‘Well, sir, you were right. I am not sure that my reasons for avoiding him were exactly as strong as yours, but they sufficed for me.’

There was something so like reproof in the way these words were uttered that Donogan had not courage to speak for some time after. At last he said, ‘In one thing, your Greeks have an immense advantage over us here. In your popular songs you could employ your own language, and deal with your own wrongs in the accents that became them. We had to take the tongue of the conqueror, which was as little suited to our traditions as to our feelings, and travestied both. Only fancy the Greek vaunting his triumphs or bewailing his defeats in Turkish!’

‘What do you know of Mr. Walpole?’ asked she abruptly.

‘Very little beyond the fact that he is an agent of the Government, who believes that he understands the Irish people.’

‘Which you are disposed to doubt?’

‘I only know that I am an Irishman, and I do not understand them. An organ, however, is not less an organ that it has many “stops.”’
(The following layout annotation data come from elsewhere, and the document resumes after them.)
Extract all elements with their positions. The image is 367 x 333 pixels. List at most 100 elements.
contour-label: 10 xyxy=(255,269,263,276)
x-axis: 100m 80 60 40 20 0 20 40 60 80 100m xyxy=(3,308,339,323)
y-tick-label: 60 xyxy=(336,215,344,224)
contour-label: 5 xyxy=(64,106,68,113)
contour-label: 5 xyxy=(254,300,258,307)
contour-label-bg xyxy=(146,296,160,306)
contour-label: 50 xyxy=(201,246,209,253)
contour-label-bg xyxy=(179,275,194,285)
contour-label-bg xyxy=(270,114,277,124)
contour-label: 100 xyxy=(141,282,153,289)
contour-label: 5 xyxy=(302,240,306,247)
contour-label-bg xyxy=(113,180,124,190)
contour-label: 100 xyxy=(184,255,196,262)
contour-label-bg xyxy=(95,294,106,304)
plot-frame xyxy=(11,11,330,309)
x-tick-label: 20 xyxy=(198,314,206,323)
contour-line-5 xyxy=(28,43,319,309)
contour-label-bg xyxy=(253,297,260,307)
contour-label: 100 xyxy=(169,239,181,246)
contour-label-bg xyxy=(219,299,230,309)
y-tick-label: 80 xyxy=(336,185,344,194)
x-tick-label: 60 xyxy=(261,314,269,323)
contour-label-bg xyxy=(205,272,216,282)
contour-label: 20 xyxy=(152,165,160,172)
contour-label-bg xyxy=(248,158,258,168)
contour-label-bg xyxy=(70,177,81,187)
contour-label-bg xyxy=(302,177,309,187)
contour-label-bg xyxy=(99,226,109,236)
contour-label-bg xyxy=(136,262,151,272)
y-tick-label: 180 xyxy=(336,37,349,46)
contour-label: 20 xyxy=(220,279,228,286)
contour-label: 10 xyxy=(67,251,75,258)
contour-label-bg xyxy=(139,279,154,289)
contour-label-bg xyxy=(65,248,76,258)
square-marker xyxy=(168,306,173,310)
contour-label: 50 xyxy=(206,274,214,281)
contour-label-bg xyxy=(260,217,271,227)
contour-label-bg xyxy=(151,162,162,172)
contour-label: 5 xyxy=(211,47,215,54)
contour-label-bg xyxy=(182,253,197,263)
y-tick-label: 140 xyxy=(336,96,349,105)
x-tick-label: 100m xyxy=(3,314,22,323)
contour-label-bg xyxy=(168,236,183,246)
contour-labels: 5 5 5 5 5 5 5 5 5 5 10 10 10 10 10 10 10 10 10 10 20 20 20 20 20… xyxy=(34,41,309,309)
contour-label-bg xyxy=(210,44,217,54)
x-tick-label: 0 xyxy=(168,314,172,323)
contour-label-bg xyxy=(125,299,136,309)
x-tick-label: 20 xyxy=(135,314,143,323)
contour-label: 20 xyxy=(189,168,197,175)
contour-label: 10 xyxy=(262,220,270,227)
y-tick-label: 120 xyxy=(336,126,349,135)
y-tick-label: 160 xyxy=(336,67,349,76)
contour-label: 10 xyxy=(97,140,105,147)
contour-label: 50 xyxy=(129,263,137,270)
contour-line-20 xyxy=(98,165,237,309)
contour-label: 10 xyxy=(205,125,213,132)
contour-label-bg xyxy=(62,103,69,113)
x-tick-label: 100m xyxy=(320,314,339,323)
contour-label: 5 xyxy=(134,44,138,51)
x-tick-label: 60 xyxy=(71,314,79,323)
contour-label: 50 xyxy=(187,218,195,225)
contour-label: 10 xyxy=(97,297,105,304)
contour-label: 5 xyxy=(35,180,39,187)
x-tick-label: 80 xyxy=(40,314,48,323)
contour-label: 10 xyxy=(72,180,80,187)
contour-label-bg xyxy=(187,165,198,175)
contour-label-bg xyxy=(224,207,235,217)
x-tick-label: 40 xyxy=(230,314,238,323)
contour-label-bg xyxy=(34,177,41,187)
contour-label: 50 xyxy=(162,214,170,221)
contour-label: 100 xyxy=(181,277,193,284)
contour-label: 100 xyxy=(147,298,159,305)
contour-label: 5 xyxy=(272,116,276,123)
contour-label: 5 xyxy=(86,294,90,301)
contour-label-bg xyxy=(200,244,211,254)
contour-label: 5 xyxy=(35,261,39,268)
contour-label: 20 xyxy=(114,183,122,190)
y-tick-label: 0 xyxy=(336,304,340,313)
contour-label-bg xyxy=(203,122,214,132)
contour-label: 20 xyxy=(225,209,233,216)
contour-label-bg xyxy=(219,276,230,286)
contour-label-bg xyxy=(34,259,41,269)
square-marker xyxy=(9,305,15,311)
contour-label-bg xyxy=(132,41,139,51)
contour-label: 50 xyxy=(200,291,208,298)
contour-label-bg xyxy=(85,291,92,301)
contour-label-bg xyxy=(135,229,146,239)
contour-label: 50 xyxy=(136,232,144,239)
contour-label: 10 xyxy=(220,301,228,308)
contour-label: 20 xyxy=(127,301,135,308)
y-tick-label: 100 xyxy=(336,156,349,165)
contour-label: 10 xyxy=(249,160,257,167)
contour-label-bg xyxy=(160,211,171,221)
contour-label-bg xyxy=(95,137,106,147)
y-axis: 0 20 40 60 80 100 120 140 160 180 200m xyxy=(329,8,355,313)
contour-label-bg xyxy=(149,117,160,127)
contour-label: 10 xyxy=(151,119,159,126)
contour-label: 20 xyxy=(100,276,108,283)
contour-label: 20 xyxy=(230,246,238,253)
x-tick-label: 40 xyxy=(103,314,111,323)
‘I am not sure Cecil Walpole does not read you aright. He thinks that you have a love of intrigue and plot, but without the conspirator element that Southern people possess; and that your native courage grows impatient at the delays of mere knavery, and always betrays you.’

‘That distinction was never his—that was your own.’

‘So it was; but he adopted it when he heard it.’

‘That is the way the rising politician is educated,’ cried Donogan. ‘It is out of these petty thefts he makes all his capital, and the poor people never suspect how small a creature can be their millionaire.’